Is memory barrier after lock acquire necessary?

Question

I have system with 3 CPUs sharing memory and bus. There is no cache in the system there are however store buffers. CPUs have Compare And Swap (CAS) instruction available that is atomic. Additionally there are LoadMemoryBarrier() instruction that ensures loads cannot be reordered across the barrier StoreMemoryBarrier() ensures that no stores can be reordered across the barrier and GeneralMemoryBarrier() that ensures no memory access can be reordered across the barrier.

CPUs can reorder stores against stores or loads, loads against stores or loads and either against atomic operations. Basically they can reorder memory access any way they please.

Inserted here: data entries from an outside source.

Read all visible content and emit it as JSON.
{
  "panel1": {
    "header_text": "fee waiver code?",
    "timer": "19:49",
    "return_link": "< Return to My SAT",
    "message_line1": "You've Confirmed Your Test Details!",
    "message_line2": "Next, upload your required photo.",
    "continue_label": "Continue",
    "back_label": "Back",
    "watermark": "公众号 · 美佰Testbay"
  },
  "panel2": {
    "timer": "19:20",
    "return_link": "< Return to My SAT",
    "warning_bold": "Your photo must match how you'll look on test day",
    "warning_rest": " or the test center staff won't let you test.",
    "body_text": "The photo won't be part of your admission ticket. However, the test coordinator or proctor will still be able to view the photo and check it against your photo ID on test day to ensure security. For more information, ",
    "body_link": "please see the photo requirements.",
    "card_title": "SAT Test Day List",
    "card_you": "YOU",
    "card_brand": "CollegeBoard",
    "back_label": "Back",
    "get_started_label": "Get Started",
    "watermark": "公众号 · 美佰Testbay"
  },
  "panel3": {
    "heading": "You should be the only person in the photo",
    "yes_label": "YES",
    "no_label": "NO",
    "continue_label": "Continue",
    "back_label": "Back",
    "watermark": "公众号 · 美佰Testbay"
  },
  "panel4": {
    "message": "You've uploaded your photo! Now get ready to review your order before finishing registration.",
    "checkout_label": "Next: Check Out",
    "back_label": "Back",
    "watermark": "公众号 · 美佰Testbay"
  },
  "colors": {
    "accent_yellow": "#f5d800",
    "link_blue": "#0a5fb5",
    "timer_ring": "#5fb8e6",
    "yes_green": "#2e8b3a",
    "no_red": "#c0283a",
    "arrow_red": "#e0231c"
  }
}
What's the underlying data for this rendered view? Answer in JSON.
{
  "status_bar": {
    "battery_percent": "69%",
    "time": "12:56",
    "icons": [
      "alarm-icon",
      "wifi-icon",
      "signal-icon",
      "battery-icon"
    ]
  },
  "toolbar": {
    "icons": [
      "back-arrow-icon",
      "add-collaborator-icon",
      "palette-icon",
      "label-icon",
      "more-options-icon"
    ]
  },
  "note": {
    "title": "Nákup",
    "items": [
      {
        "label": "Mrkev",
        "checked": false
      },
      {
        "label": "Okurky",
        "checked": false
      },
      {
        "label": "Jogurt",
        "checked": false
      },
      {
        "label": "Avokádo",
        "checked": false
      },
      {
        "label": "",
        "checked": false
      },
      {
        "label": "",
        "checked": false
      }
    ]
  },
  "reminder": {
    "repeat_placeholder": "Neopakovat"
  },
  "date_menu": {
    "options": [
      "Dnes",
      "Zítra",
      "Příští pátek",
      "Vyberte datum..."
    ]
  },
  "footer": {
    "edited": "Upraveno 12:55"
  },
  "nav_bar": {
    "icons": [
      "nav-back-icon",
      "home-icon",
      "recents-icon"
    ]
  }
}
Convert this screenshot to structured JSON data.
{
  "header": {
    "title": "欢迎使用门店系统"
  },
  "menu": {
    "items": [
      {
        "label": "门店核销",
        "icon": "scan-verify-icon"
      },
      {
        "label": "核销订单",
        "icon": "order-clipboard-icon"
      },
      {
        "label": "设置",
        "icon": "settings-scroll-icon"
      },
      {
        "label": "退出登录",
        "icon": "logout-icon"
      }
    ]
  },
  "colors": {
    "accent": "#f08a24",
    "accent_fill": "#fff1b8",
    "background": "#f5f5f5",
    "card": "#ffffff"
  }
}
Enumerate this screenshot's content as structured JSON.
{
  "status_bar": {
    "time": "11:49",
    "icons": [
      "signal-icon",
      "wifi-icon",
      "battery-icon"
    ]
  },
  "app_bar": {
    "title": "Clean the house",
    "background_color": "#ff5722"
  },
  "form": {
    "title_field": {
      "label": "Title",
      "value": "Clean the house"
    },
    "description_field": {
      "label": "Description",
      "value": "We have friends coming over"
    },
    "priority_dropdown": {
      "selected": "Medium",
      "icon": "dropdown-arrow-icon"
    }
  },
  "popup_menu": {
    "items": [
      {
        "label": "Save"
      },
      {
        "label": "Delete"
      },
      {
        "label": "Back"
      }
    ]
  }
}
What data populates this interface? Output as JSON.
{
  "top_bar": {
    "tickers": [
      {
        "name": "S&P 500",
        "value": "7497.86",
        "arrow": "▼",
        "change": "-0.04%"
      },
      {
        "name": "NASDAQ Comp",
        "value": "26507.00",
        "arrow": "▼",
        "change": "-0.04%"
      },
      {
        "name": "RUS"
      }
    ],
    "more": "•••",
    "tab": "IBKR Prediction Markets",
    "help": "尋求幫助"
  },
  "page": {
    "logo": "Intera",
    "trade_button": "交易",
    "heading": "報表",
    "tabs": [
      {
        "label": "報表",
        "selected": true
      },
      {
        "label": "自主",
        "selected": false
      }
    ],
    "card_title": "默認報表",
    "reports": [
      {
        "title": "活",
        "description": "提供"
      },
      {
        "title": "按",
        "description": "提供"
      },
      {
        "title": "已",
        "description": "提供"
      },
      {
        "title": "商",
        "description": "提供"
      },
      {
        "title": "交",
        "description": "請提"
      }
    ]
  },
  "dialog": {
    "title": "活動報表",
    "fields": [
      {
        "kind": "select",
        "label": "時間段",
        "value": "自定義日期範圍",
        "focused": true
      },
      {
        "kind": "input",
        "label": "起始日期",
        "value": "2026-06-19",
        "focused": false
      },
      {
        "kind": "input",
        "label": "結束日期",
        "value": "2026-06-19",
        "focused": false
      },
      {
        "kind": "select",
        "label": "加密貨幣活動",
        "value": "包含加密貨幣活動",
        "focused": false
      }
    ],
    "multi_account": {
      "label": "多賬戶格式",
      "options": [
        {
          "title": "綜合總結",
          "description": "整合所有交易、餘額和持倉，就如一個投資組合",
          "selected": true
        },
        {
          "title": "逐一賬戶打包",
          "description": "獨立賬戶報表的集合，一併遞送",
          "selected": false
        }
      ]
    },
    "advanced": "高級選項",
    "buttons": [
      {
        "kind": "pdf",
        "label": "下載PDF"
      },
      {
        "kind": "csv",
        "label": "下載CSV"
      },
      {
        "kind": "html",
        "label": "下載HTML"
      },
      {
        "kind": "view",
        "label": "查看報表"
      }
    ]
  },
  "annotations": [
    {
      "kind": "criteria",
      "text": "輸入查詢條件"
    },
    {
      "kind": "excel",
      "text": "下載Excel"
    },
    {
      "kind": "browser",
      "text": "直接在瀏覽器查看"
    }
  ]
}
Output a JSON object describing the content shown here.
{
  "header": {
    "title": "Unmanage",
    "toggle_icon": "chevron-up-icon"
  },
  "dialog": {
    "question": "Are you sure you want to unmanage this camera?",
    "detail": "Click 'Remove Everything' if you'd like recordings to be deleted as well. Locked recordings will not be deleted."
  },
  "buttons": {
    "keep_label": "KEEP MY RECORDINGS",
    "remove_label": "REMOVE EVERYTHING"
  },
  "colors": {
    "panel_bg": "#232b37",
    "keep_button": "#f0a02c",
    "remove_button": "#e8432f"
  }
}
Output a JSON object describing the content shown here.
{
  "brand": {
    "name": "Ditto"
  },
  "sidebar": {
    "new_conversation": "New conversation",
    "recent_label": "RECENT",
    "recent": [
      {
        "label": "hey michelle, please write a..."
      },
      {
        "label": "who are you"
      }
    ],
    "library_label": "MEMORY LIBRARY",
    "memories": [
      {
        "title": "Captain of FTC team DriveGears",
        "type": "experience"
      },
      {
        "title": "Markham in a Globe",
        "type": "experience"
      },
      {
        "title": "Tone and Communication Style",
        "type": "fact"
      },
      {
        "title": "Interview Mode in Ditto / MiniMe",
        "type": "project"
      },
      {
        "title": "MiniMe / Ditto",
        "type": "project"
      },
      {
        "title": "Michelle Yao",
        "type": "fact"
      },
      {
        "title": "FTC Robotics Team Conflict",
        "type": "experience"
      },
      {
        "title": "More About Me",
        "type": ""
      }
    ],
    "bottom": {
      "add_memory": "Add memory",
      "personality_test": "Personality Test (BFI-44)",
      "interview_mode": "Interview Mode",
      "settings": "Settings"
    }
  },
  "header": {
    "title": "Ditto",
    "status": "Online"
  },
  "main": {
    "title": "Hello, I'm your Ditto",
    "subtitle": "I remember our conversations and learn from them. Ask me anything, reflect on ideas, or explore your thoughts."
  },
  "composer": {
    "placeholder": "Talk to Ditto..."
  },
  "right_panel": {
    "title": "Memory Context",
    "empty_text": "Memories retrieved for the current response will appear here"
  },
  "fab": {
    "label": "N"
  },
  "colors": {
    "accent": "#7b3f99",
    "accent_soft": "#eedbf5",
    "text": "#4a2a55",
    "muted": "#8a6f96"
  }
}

unsigned int spinlock = 0;
int x = 0;
void lock()
{
    while (CAS(&spinlock, 1, 0) == 1); // Wait to acquire lock
    // Spinlock acquired
    LoadMemoryBarrier();
}

void unlock()
{
    GeneralMemoryBarrier();
    spinlock = 0;
}

void CPU1()
{
    lock();
    x += 1;
    unlock();
}

void CPU2()
{
    lock();
    x -= 1;
    unlock();
}

void CPU3()
{
    printf("%d", x);
}

Can store to x be ordered to happen before spinlock is acquired? My understanding is that no, it cannot be and so I do not see any case where we would need more then LoadMemoryBarrier() inside of lock() function. Is my understanding correct and can you provide an example of where this barrier is not enough of a guarantee?

EDIT:

I am using C99 and do not have access to stdatomic. Assume CAS does not include any implicit barriers.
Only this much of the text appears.